Where no village custom can be ascertained, the Collector may...appoint the nominee of either the majority of the proprietors, or of the proprietors who represent the largest amount of annual value in the mahal, as he may consider advisable.

12. In view of this rule the owners of the resumed plots specified in the separate khewat had the right to nominate a lambardar. The conclusion therefore is irresistible that the two plaintiffs were entitled to take part in the appointment of the patwari and lambardar of mahal Bara and, as such, they were entitled to take part in the administration of the affairs of that mahal. That being so, they were cosharers in the mahal within the meaning of the word 'co-sharer' as defined by the Agra Pre-emption Act. The resumed muafi plots are in village Rohni in which the property, the subject of the suit, is situated; that being so, the plaintiffs came within class 5 laid down by Sec. 12 of the Act and had a right of preemption against the vendee.

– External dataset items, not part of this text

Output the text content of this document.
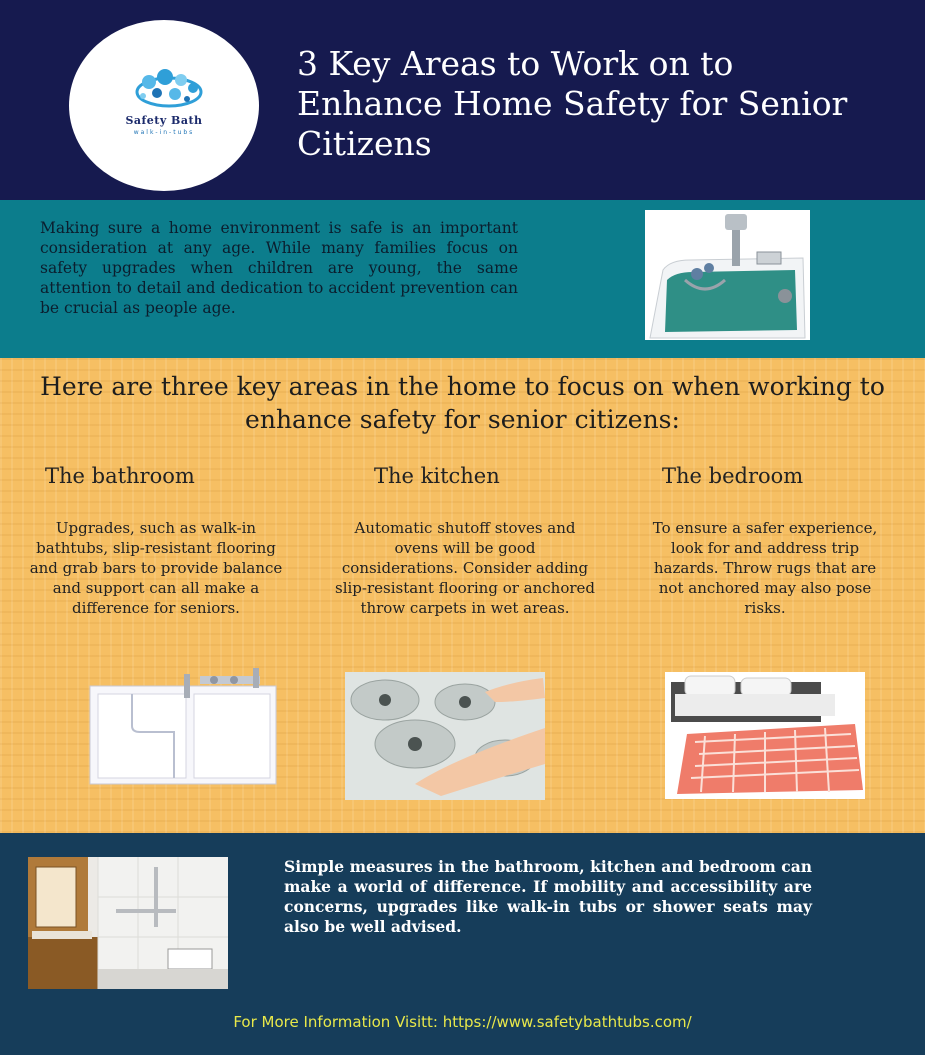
Safety Bath
walk-in-tubs
3 Key Areas to Work on to Enhance Home Safety for Senior Citizens

Making sure a home environment is safe is an important consideration at any age. While many families focus on safety upgrades when children are young, the same attention to detail and dedication to accident prevention can be crucial as people age.

Here are three key areas in the home to focus on when working to enhance safety for senior citizens:
The bathroom

Upgrades, such as walk-in bathtubs, slip-resistant flooring and grab bars to provide balance and support can all make a difference for seniors.

The kitchen

Automatic shutoff stoves and ovens will be good considerations. Consider adding slip-resistant flooring or anchored throw carpets in wet areas.

The bedroom

To ensure a safer experience, look for and address trip hazards. Throw rugs that are not anchored may also pose risks.

Simple measures in the bathroom, kitchen and bedroom can make a world of difference. If mobility and accessibility are concerns, upgrades like walk-in tubs or shower seats may also be well advised.

For More Information Visitt: https://www.safetybathtubs.com/
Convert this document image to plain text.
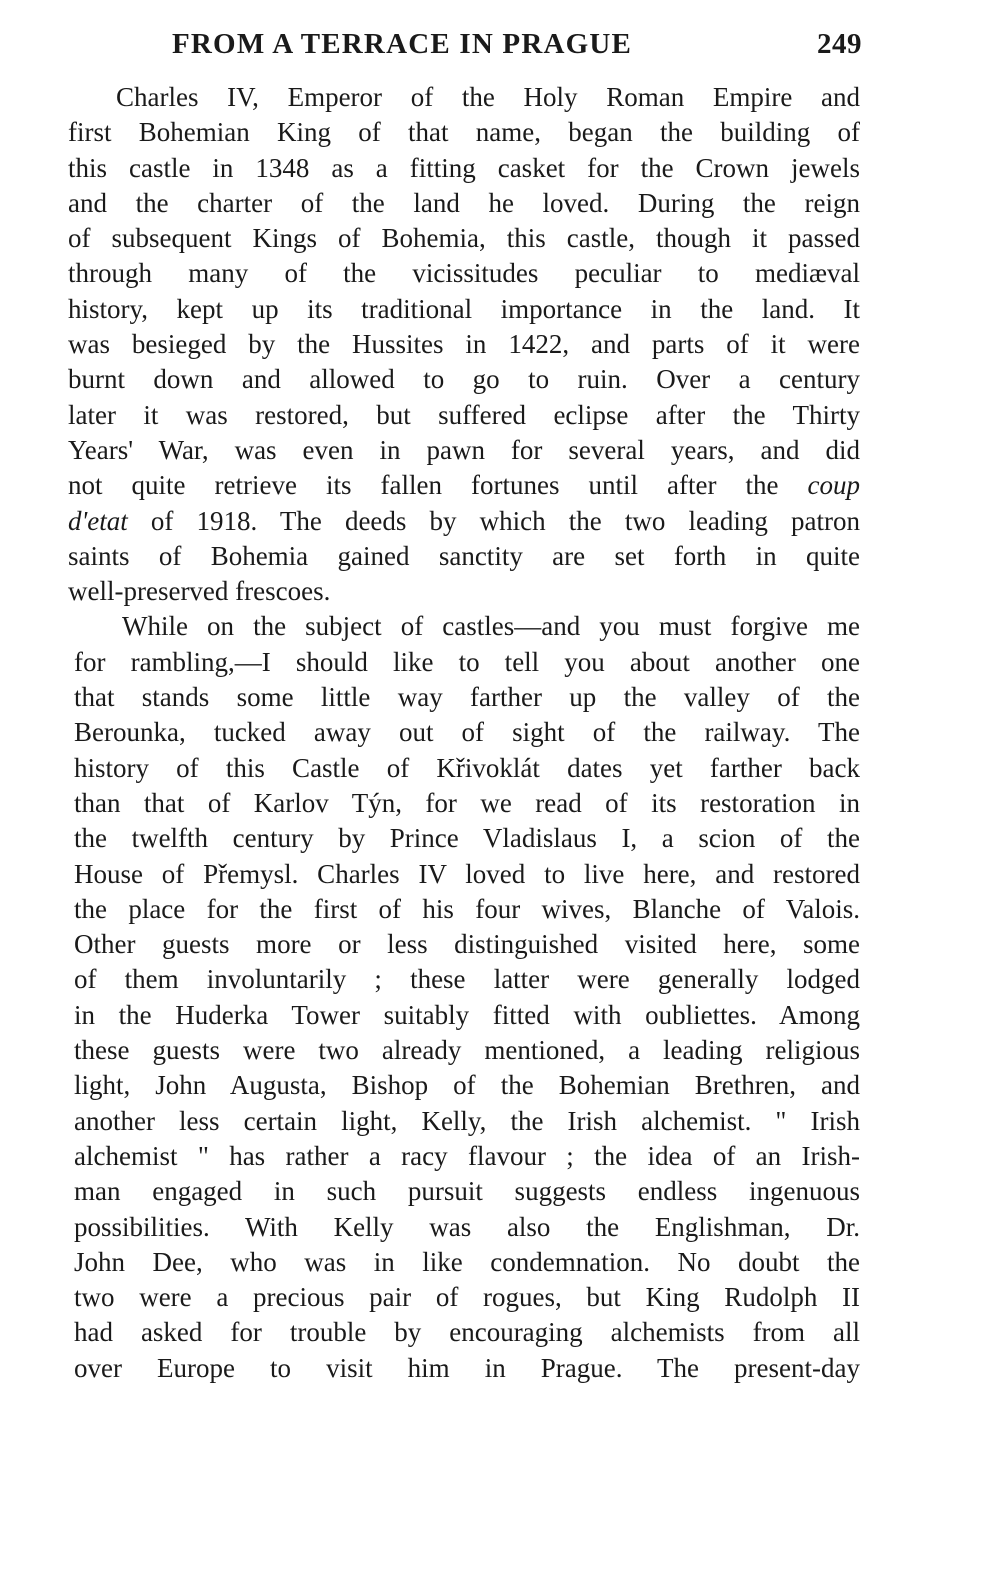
FROM A TERRACE IN PRAGUE	249
Charles IV, Emperor of the Holy Roman Empire and
first Bohemian King of that name, began the building of
this castle in 1348 as a fitting casket for the Crown jewels
and the charter of the land he loved. During the reign
of subsequent Kings of Bohemia, this castle, though it passed
through many of the vicissitudes peculiar to mediæval
history, kept up its traditional importance in the land. It
was besieged by the Hussites in 1422, and parts of it were
burnt down and allowed to go to ruin. Over a century
later it was restored, but suffered eclipse after the Thirty
Years' War, was even in pawn for several years, and did
not quite retrieve its fallen fortunes until after the coup
d'etat of 1918. The deeds by which the two leading patron
saints of Bohemia gained sanctity are set forth in quite
well-preserved frescoes.
While on the subject of castles—and you must forgive me
for rambling,—I should like to tell you about another one
that stands some little way farther up the valley of the
Berounka, tucked away out of sight of the railway. The
history of this Castle of Křivoklát dates yet farther back
than that of Karlov Týn, for we read of its restoration in
the twelfth century by Prince Vladislaus I, a scion of the
House of Přemysl. Charles IV loved to live here, and restored
the place for the first of his four wives, Blanche of Valois.
Other guests more or less distinguished visited here, some
of them involuntarily ; these latter were generally lodged
in the Huderka Tower suitably fitted with oubliettes. Among
these guests were two already mentioned, a leading religious
light, John Augusta, Bishop of the Bohemian Brethren, and
another less certain light, Kelly, the Irish alchemist. " Irish
alchemist " has rather a racy flavour ; the idea of an Irish-
man engaged in such pursuit suggests endless ingenuous
possibilities. With Kelly was also the Englishman, Dr.
John Dee, who was in like condemnation. No doubt the
two were a precious pair of rogues, but King Rudolph II
had asked for trouble by encouraging alchemists from all
over Europe to visit him in Prague. The present-day
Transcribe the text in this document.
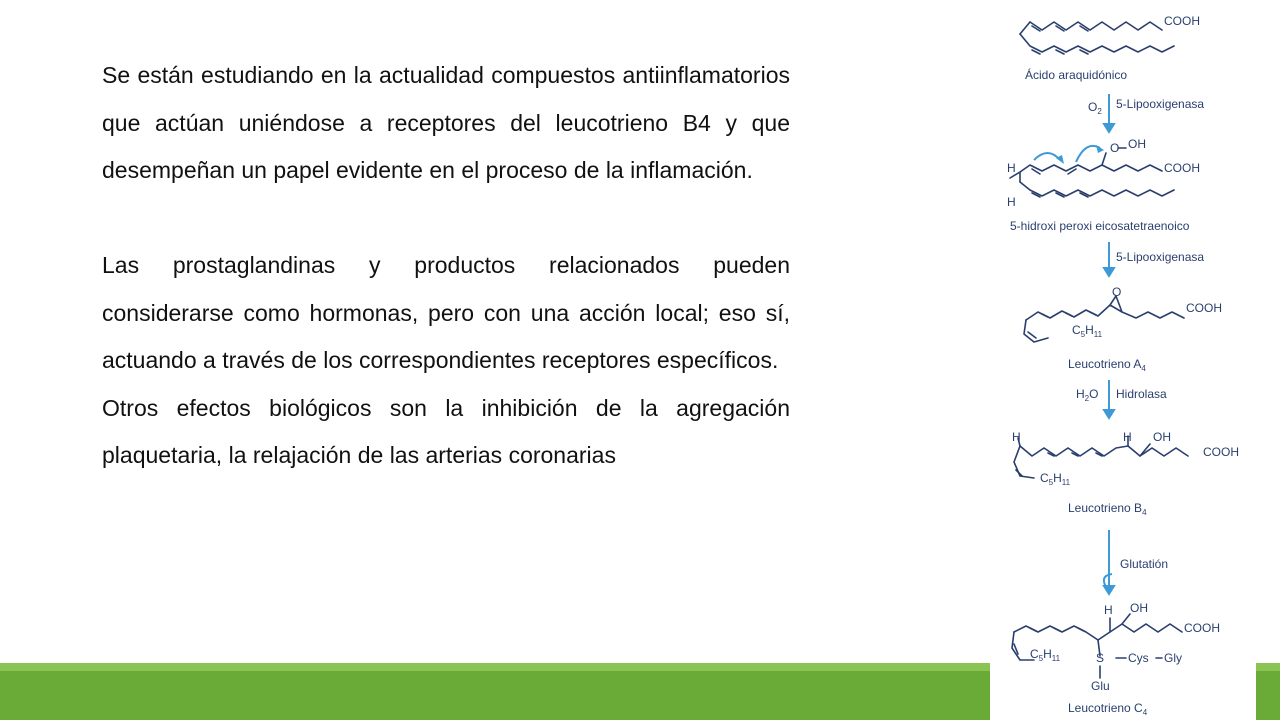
Se están estudiando en la actualidad compuestos antiinflamatorios que actúan uniéndose a receptores del leucotrieno B4 y que desempeñan un papel evidente en el proceso de la inflamación.

Las prostaglandinas y productos relacionados pueden considerarse como hormonas, pero con una acción local; eso sí, actuando a través de los correspondientes receptores específicos.

Otros efectos biológicos son la inhibición de la agregación plaquetaria, la relajación de las arterias coronarias

COOH
Ácido araquidónico
$O_2$
5-Lipooxigenasa
O OH
H
H
COOH
5-hidroxi peroxi eicosatetraenoico
5-Lipooxigenasa
O
COOH
$C_5H_{11}$
Leucotrieno $A_4$
$H_2O$ Hidrolasa
H	H OH
COOH
$C_5H_{11}$
Leucotrieno $B_4$
Glutatión
H OH
COOH
$C_5H_{11}$	S Cys Gly
Glu
Leucotrieno $C_4$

The plaintiffs' suit was therefore rightly decreed by the Court below, and we dismiss this appeal with costs. An affidavit has been filed on behalf of the vendors in the present appeal from which it appears that the sum of Rs. 711 that the plaintiffs were directed to pay to the creditors of the vendors has been paid by the vendors themselves to those creditors. This affidavit remains uncontradicted. In view of this affidavit we, in modification of the decree passed by the Court below, direct the plaintiffs to pay the sum of Rs. 711 to the vendors and not to their creditors.